My back scrapes the tree as the bishop pushes me against it, his weight leaning into me so that I cannot move freely. “
You
are the embodiment of all who have wronged me, and for that, your suffering will be magnified a thousand times more.”

In his eyes I see how dark his soul has blackened, and his thoughts—vile images of how he’d like to see me die—slip between us.

Beyond him a dark shadow forms, stretching, undulating, a ghostly forest tale come true. He pivots at the cold presence at his back. A loud crunch echoes, and the blackness fades to reveal the man I have just healed, standing shakily, a large rock tumbling from his hands.

The bishop stumbles against me, the forest now aglow in heat and orange and fear.

“You,” he spits, but he does not have the chance to finish, for a stillness washes over us and then comes a whisper…

Forgive me, my Sacred Mother, for I never thanked you for your most glorious gift…my child…my daughter…who will prove to be all that I never was, never could be…

He hears her as clearly as I do, and his face is a stricken mask as a tiny breeze spirals at the water’s edge before us, growing, spinning, pulling the flames inside it as it cyclones closer… closer… It grabs onto the bishop’s robe and consumes it, the water from the stream hissing out of it, leaving him to flail and scream in a wall of flame…and I know, as all falls to a deafening silence, that this is my mother’s final offering to the Sacred Mother.

Chapter 50
Rune

L
ike a gentle breath extinguishing a candle, the fire in the forest fades. The bishop is gone. It is as if nothing had ever happened. But I know that is not true, for his empty carriage still sits, his impatient horses waiting to ride from this haunted place. My birthright has never been more than a dream to me—and it will remain as such, one I’ve conjured in my head to hide the ugly truth.

“Rune.” Laurentz stands across the bank, upon the leaves that once knew such violence, and my heart breaks for him. “Do you see what they are doing?” he asks me and I turn, looking back toward the village. It seems as if the hedge has been replaced by skin, arms…people. A human fence separates the village from the Black Forest and it moves, not away from the witch, but toward, and not with torches or flames or angry accusations, but with smiles and hands reaching forth to touch me.
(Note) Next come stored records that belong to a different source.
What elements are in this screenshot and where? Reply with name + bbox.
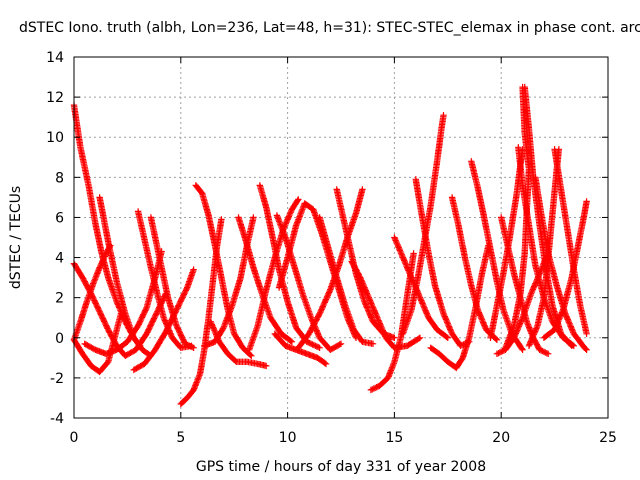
series-35 bbox=[532, 174, 590, 353]
series-layer bbox=[70, 83, 590, 408]
series-22 bbox=[333, 186, 398, 341]
x-tick-label: 10 bbox=[279, 430, 297, 446]
series-21-markers bbox=[295, 186, 366, 351]
plot-frame bbox=[73, 56, 609, 419]
series-11-markers bbox=[192, 182, 255, 359]
x-axis-label: GPS time / hours of day 331 of year 2008 bbox=[196, 459, 486, 475]
x-tick-label: 20 bbox=[492, 430, 510, 446]
y-tick-label: -2 bbox=[50, 371, 64, 387]
series-14-markers bbox=[235, 214, 296, 345]
y-tick-label: 2 bbox=[55, 291, 64, 307]
series-5-markers bbox=[96, 194, 155, 359]
series-18-markers bbox=[271, 330, 330, 368]
series-28-markers bbox=[427, 242, 492, 372]
series-29 bbox=[448, 194, 501, 343]
series-23-markers bbox=[367, 250, 417, 394]
series-40-markers bbox=[515, 144, 577, 349]
chart-title: dSTEC Iono. truth (albh, Lon=236, Lat=48… bbox=[19, 20, 640, 36]
series-24-markers bbox=[348, 258, 424, 351]
series-37 bbox=[551, 146, 590, 337]
series-24 bbox=[348, 258, 424, 351]
ticks: 0 5 10 15 20 25 -4 -2 0 2 4 6 8 10 12 14 bbox=[46, 50, 617, 446]
y-tick-label: 12 bbox=[46, 90, 64, 106]
series-5 bbox=[96, 194, 155, 359]
series-27 bbox=[412, 176, 473, 349]
series-23 bbox=[367, 250, 417, 394]
series-14 bbox=[235, 214, 296, 345]
y-tick-label: 8 bbox=[55, 170, 64, 186]
series-28 bbox=[427, 242, 492, 372]
series-29-markers bbox=[448, 194, 501, 343]
x-tick-label: 5 bbox=[176, 430, 185, 446]
series-35-markers bbox=[532, 174, 590, 353]
series-27-markers bbox=[412, 176, 473, 349]
series-9-markers bbox=[147, 214, 197, 351]
y-tick-label: 0 bbox=[55, 331, 64, 347]
series-9 bbox=[147, 214, 197, 351]
series-22-markers bbox=[333, 186, 398, 341]
y-tick-label: 10 bbox=[46, 130, 64, 146]
x-tick-label: 25 bbox=[599, 430, 617, 446]
y-tick-label: 6 bbox=[55, 210, 64, 226]
series-21 bbox=[295, 186, 366, 351]
series-40 bbox=[515, 144, 577, 349]
y-tick-label: -4 bbox=[50, 411, 64, 427]
series-11 bbox=[192, 182, 255, 359]
series-37-markers bbox=[551, 146, 590, 337]
y-tick-label: 14 bbox=[46, 50, 64, 66]
series-6 bbox=[81, 248, 165, 357]
series-18 bbox=[271, 330, 330, 368]
x-tick-label: 15 bbox=[385, 430, 403, 446]
series-6-markers bbox=[81, 248, 165, 357]
y-axis-label: dSTEC / TECUs bbox=[8, 186, 24, 289]
x-tick-label: 0 bbox=[70, 430, 79, 446]
y-tick-label: 4 bbox=[55, 251, 64, 267]
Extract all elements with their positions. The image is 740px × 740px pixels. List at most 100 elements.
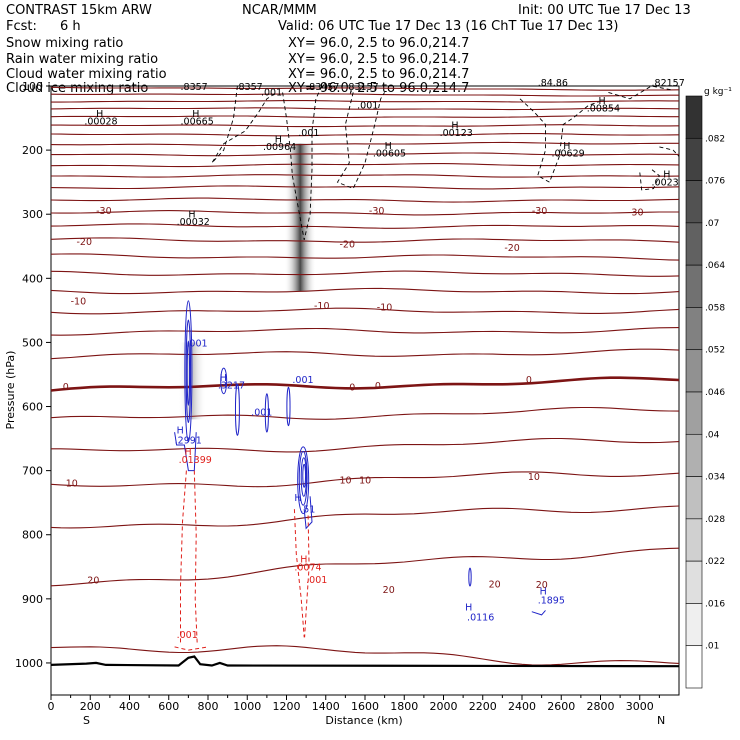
colorbar-label: .046 [705,388,725,398]
snow-max-label: .00028 [84,116,117,127]
x-tick-label: 2400 [508,700,536,713]
snow-contour-4 [608,85,672,100]
center-label: NCAR/MMM [242,3,317,18]
field-cloudwater-name: Cloud water mixing ratio [6,67,167,82]
cloud-water-line-1 [303,496,313,530]
x-tick-label: 2800 [587,700,615,713]
rain-max-marker: H [184,447,191,458]
colorbar-cell [685,180,703,224]
field-rain-name: Rain water mixing ratio [6,52,158,67]
cloud-ice-label: .84.86 [538,78,568,89]
colorbar-cell [685,645,703,689]
direction-north: N [657,714,665,727]
temperature-label: 0 [63,382,69,393]
field-snow-name: Snow mixing ratio [6,36,123,51]
y-tick-label: 200 [22,144,43,157]
colorbar-cell [685,603,703,647]
cloud-ice-label: .83457 [306,82,339,93]
isotherm-3 [50,107,680,111]
x-tick-label: 1000 [233,700,261,713]
rain-water-label: .001 [306,575,327,586]
snow-max-marker: H [385,141,392,152]
temperature-label: -20 [504,243,520,254]
cloud-water-contour-1 [185,319,192,424]
field-snow-xy: XY= 96.0, 2.5 to 96.0,214.7 [288,36,469,51]
cloud-water-contour-5 [300,457,307,497]
isotherm-24 [51,437,680,453]
cloud-water-label: .1895 [538,595,565,606]
terrain-path [50,655,680,668]
x-tick-label: 1800 [390,700,418,713]
y-tick-label: 900 [22,593,43,606]
y-tick-label: 100 [22,80,43,93]
temperature-label: -30 [628,207,644,218]
colorbar-cell [685,137,703,181]
cloud-water-line-0 [174,432,197,472]
y-axis-title: Pressure (hPa) [4,351,17,430]
isotherm-2 [51,100,679,103]
snow-contours [211,85,680,241]
colorbar-cell [685,95,703,139]
colorbar-label: .01 [705,642,719,652]
isotherm-8 [51,152,680,157]
colorbar-label: .016 [705,599,725,609]
colorbar-cell [685,518,703,562]
axes: 0 200 400 600 800 1000 1200 1400 1600 1800 2000 220… [15,80,660,713]
isotherm-22 [50,376,680,392]
rain-max-marker: H [300,554,307,565]
x-tick-label: 2000 [430,700,458,713]
cloud-water-label: .3217 [218,381,245,392]
snow-max-marker: H [188,209,195,220]
colorbar-label: .028 [705,515,725,525]
contour-labels: -30 -30 -30 -30 -20 -20 -20 -10 -10 -10 0 0 0 0 10 10 10… [63,78,685,641]
isotherm-11 [50,185,680,190]
temperature-label: 10 [66,479,78,490]
chart-title: CONTRAST 15km ARW [6,3,152,18]
y-tick-label: 800 [22,529,43,542]
cloud-water-max-marker: H [177,425,184,436]
colorbar-unit: g kg⁻¹ [704,87,732,97]
temperature-label: -30 [532,206,548,217]
cloud-water-line-2 [531,610,546,616]
colorbar: .082 .076 .07 .064 .058 .052 .046 .04 .034 .028 .0… [685,95,725,689]
colorbar-label: .076 [705,177,725,187]
x-tick-label: 600 [158,700,179,713]
temperature-label: 20 [489,579,501,590]
field-cloudwater-xy: XY= 96.0, 2.5 to 96.0,214.7 [288,67,469,82]
colorbar-cell [685,433,703,477]
temperature-label: -30 [96,206,112,217]
cloud-water-label: .001 [251,408,272,419]
temperature-label: -20 [77,237,93,248]
y-tick-label: 600 [22,401,43,414]
snow-max-marker: H [96,109,103,120]
cloud-water-label: .2991 [175,436,202,447]
cloud-water-contour-7 [468,567,472,587]
rain-contour-2 [293,509,305,638]
isotherm-20 [50,327,680,336]
x-tick-label: 1400 [312,700,340,713]
isotherm-12 [50,197,680,203]
cloud-ice-label: .8357 [181,82,208,93]
isotherm-23 [50,406,680,420]
rain-water-contours [174,470,310,651]
isotherm-28 [50,645,680,666]
colorbar-label: .082 [705,134,725,144]
snow-contour-3 [519,98,599,183]
rain-contour-4 [174,646,209,651]
snow-max-label: .00605 [373,149,406,160]
cloud-water-contour-4 [298,450,308,506]
snow-contour-5 [639,168,660,191]
x-tick-label: 1200 [273,700,301,713]
isotherm-27 [50,547,680,587]
x-axis-title: Distance (km) [325,714,402,727]
snow-max-marker: H [275,134,282,145]
snow-max-label: .0023 [652,177,679,188]
colorbar-cell [685,391,703,435]
cloud-ice-label: .8357 [235,82,262,93]
cloud-water-contour-11 [220,367,228,395]
y-tick-label: 300 [22,208,43,221]
cloud-water-label: .001 [292,375,313,386]
rain-contour-0 [180,470,187,644]
fcst-value: 6 h [60,19,81,34]
snow-max-label: .00854 [587,104,620,115]
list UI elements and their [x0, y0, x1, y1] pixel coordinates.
Leading them into the forest is the old man, his wife dabbing at old blood now staining the skin at his healed neck. He is frail, yet moves along at a steady pace as he assures the wary group there is nothing to fear.

For I am just a girl…

Behind him a young girl limps, an old woman with white-blind eyes steps softly upon the mulch ground, and a woman, heavy with the child that grows inside her, follows. They come to me as those before them sought Matilde in this wild place, and a thickness grows in my throat.

Beyond the trees, a tower beckons and in my bones I feel the silent cries of the children there. They wait for me, as does the boy across the stream. He follows my eyes and wonders if I will choose the forest over him, his face creasing with worry the longer I stand here contemplating the borderless, limitless future waiting for me.

And when the morning light finds the stones from the bishop’s ring scattered among the pine needles, my eyes drift to them. They tell me that Laurentz and I are bound to each other with a power much stronger than we know.

I step into the water, feeling it swirl around my legs, moving with me as I make my way to the other side. My mother’s whispers are at my back, softening, fading with each step I take, for while I am a witch, my power shall know no boundaries as long as it serves the Mother, as I was taught long ago. My foot lifts onto the bank. It slips in the mud, making an ugly scar in the earth. The water will wash it clean. It will heal. Laurentz stretches his hand out to me, waiting, and I take it, lifting myself out of the stream, and onto the soft moss that greets me.